For the love of the sport. A place for DG enthusiasts to share their thoughts.

Creating a culture of respect

Posted by Tricia Lafferty


Just like many of you, I know a few golfers who have headed off to Portland for the 2014 Professional Disc Golf World Championships. I am excited to follow the local players and see how they play, as well as the touring pros. I’ve been watching my Facebook feed for updates and pictures about what is happening on the other side of the country.

However, one particular post struck a nerve. It was posted on Facebook via DG Guy, Terry Miller. A screen capture of the post is below. Admittedly, I was not there, so I do not know the specifics as to the particular instance he is referring to. But, I do have some personal experiences dealing with the same issue. Screen Shot 2014-08-12 at 2.36.04 PM

Pittsburgh is hosting the 2015 Professional Disc Golf World Championships, and I was fortunate enough to attend one of the planning meetings that was held earlier this year. This opened my eyes up to how much time, effort, and planning goes into an event of this size. Everything is planned in order to make the players, volunteers, spectators, and others have a great experience. I can’t even imagine how terrible I would feel if I were up on stage giving a presentation at Worlds expressing how excited I was to show everyone the result of the year plus of hard work, only to look out in the audience to see people not listening and distracting everyone else.

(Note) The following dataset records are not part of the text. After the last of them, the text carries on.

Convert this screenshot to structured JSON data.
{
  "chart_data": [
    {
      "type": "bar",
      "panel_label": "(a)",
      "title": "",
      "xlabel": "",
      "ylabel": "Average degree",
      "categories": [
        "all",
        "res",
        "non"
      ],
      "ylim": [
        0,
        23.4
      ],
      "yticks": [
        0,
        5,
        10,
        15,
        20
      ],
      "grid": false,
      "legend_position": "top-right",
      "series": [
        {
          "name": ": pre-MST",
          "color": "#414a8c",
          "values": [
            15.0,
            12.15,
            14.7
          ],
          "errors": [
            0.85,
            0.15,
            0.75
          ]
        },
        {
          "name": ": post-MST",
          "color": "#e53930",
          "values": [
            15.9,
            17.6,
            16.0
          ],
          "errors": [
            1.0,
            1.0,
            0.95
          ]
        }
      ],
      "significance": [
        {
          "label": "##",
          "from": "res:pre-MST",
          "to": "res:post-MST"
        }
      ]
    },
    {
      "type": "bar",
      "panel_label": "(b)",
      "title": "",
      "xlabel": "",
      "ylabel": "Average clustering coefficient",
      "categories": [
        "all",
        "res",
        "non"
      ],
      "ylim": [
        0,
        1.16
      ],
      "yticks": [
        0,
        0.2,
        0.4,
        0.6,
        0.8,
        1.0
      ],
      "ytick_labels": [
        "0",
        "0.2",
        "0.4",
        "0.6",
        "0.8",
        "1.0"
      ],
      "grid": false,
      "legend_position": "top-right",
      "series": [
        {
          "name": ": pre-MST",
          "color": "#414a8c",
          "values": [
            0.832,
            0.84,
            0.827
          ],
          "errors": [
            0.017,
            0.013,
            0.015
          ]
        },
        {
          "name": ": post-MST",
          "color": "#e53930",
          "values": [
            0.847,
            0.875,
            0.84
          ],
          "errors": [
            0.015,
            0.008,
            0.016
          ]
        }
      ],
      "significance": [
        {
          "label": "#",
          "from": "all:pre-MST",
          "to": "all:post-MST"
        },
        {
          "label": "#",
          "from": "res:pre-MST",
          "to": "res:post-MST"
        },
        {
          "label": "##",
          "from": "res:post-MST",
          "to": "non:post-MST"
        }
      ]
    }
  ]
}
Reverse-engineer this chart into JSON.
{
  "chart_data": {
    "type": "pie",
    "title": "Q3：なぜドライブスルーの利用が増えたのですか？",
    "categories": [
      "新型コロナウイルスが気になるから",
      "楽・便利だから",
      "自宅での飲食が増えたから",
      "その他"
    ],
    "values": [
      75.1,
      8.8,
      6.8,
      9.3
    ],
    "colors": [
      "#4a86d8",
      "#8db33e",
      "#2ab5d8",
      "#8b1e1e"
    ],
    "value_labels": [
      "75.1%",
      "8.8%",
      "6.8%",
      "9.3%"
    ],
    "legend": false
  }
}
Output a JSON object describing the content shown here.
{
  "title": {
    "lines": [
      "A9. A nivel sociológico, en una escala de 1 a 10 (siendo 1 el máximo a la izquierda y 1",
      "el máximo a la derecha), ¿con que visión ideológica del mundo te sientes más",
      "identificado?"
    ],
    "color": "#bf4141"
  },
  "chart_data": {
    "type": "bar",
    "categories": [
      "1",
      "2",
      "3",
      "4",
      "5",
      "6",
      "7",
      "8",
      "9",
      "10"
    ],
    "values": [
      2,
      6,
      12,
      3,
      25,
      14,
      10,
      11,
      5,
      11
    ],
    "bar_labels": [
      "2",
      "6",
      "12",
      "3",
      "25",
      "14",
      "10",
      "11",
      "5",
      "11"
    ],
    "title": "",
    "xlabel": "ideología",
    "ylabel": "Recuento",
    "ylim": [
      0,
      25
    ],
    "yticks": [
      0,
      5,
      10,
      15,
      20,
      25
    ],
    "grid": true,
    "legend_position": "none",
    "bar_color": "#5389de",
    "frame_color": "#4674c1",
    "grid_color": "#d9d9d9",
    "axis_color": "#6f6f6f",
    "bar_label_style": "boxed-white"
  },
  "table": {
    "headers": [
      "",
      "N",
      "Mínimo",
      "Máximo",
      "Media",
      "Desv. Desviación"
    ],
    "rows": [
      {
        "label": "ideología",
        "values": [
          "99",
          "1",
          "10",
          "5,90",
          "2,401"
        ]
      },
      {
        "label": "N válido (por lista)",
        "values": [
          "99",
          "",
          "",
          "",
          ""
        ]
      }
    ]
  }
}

I even experience this at the league I run. I generally start off by raising my voice and saying, “Ok, it’s **time**, let’s get started.” I try to talk fast and be brief when making any announcements, only occupying a few minutes of time before I give card and hole assignments. I know that not everyone is interested in some of the things I may be talking about. More and more I was finding that I was trying to talk over people standing 15 feet away from me immersed in their own conversation. So then it happened, it finally made me angry. My solution was to turn my back on the group and walk away. That got their attention, and the group got quiet. I walked back in, mentioned that I do my best to try not to take a bunch of time, and it will go faster if they just pay attention for a few minutes. It has gotten better since that day.

I think a lot of it has to do with a general issue, not a disc golf specific one: lack of manners and respect, whether it is intentional or not. When people are giving a performance or presentation, it is respectful to pay attention and stay quiet. If you do need to make a comment to a friend, then lean in and whisper as to not cause a distraction to others. There is nothing more annoying when you pay money to go see a movie that you have been anticipating for weeks, only to have someone sitting behind you yacking loudly about something and ruining your experience.

This is truly a simple fix. We can remedy this by creating a culture where it is expected that you will be respectful to others, at all times. Correct each other. Give people your time and be conscience of how your actions are effecting others. I understand that not everyone feels like the need to attend a players meeting, that they have been through these events numerous times and that they know how these things operate. However, it may be the first time the people running these events. They are excited that the pros and players from all over the world are in their city playing their event. Don’t ruin it for these people that give part of their lives to make these events run.

Just as you prefer that people are not talking and distracting while you are trying to make an important putt, give others the same respect for things that are important to them.